Cari amici lettori, che bella la cerimonia di apertura dei Giochi Paralimpici! La sera del 28 agosto, facendo distrattamente zapping in una Tv ancora noiosamente ripetitiva, mi sono imbattuto nel momento in cui sfilavano gli atleti paralimpici. Uno spettacolo gioioso, con volti sorridenti, persino fieri, che trasmettevano la sensazione di una dignità riconosciuta e accolta. Quanta acqua è dovuta passare sotto i ponti prima di dare dignità e visibilità a questi nostri fratelli e sorelle atleti in qualche modo feriti nel corpo e spesso anche nell’anima, ma che hanno saputo reagire, lottare, rialzarsi e – letteralmente – rimettersi in pista. Una lezione di resilienza, di speranza, di coraggio per tutti.

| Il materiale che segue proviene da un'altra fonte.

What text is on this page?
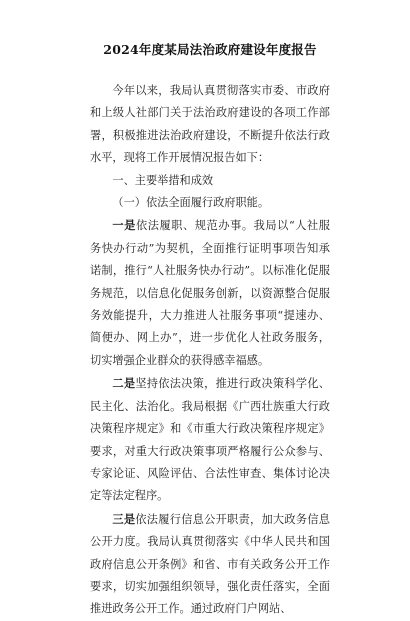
2024年度某局法治政府建设年度报告

今年以来，我局认真贯彻落实市委、市政府和上级人社部门关于法治政府建设的各项工作部署，积极推进法治政府建设，不断提升依法行政水平，现将工作开展情况报告如下：

一、主要举措和成效

（一）依法全面履行政府职能。

一是依法履职、规范办事。我局以“人社服务快办行动”为契机，全面推行证明事项告知承诺制，推行“人社服务快办行动”。以标准化促服务规范，以信息化促服务创新，以资源整合促服务效能提升，大力推进人社服务事项“提速办、简便办、网上办”，进一步优化人社政务服务，切实增强企业群众的获得感幸福感。

二是坚持依法决策，推进行政决策科学化、民主化、法治化。我局根据《广西壮族重大行政决策程序规定》和《市重大行政决策程序规定》要求，对重大行政决策事项严格履行公众参与、专家论证、风险评估、合法性审查、集体讨论决定等法定程序。

三是依法履行信息公开职责，加大政务信息公开力度。我局认真贯彻落实《中华人民共和国政府信息公开条例》和省、市有关政务公开工作要求，切实加强组织领导，强化责任落实，全面推进政务公开工作。通过政府门户网站、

Ho pensato istintivamente ai “piccoli” del Vangelo, gli emarginati, i disprezzati, i feriti dalla vita che in quella bella serata si sono trovati messi nei “posti d’onore”, in un ribaltamento di ruoli che ricorda un po’ la parabola evangelica dei “servi”, cioè gli ultimi, che si ritroveranno serviti dal Signore! Che differenza con lo spettacolo di inaugurazione delle Olimpiadi: quello, uno spettacolo pomposo, con messaggi non sempre chiari e con cedimento un po’ alle solite mode; qui invece dignità, misura, discrezione. Un balletto elegante eseguito dal sudafricano Musa Motha, la tedofora d’eccezione Bebe Vio, un volto che comunica di suo la speranza e l’ottimismo e tanti altri volti che ci hanno commosso.
La società, nel giro di qualche decennio, ha fatto tanti passi per essere inclusiva verso le persone con disabilità: dai marciapiedi alle metropolitane, per dire, ma anche attività, associazioni sportive, iniziative che promuovono l’inclusione sociale. C’è ancora strada da fare, ma la sensibilità è cambiata e l’attenzione è più concreta. Rischiamo però di pensare le persone “diversamente abili” semplicemente come destinatarie di iniziative di bene. Ma esse sono anche soggetti, protagonisti e hanno da dare alla società.
Papa Francesco ha colto bene questo aspetto nel Messaggio della giornata delle persone con disabilità del 2022, quando ha parlato di «magistero della fragilità»: esso, ha detto, «è un carisma del quale voi – sorelle e fratelli con disabilità – potete arricchire la Chiesa». «La vostra presenza», ha spiegato, «può contribuire a trasformare la realtà in cui viviamo, rendendole più umane e più accoglienti. Senza vulnerabilità, senza limiti, senza ostacoli da superare, non ci sarebbe vera umanità». Quanta verità in queste parole, un insegnamento ancora attualissimo.
La mia memoria corre a tre persone con disabilità che hanno accompagnato periodi diversi della mia vita, arricchendola: una bambina che faceva uso di carrozzina, con cui giocavo da bambino; un compagno di classe con la sindrome di Down, che mi era e a cui ero affezionato; un ragazzo autistico con cui interloquisco oggi ogni tanto via WhatsApp.
Bellissima poi la presenza in mezzo agli atleti con disabilità del presidente Mattarella, sempre attento a cogliere la valenza umana e sociale degli eventi sportivi, con le sue parole di riconoscimento a questi “piccoli” evangelici che ha ringraziato «per essere qui, per quello che avete fatto per raggiungere le Paralimpiadi, per i sacrifici, per gli impegni realizzati e per quello che farete in questi giorni».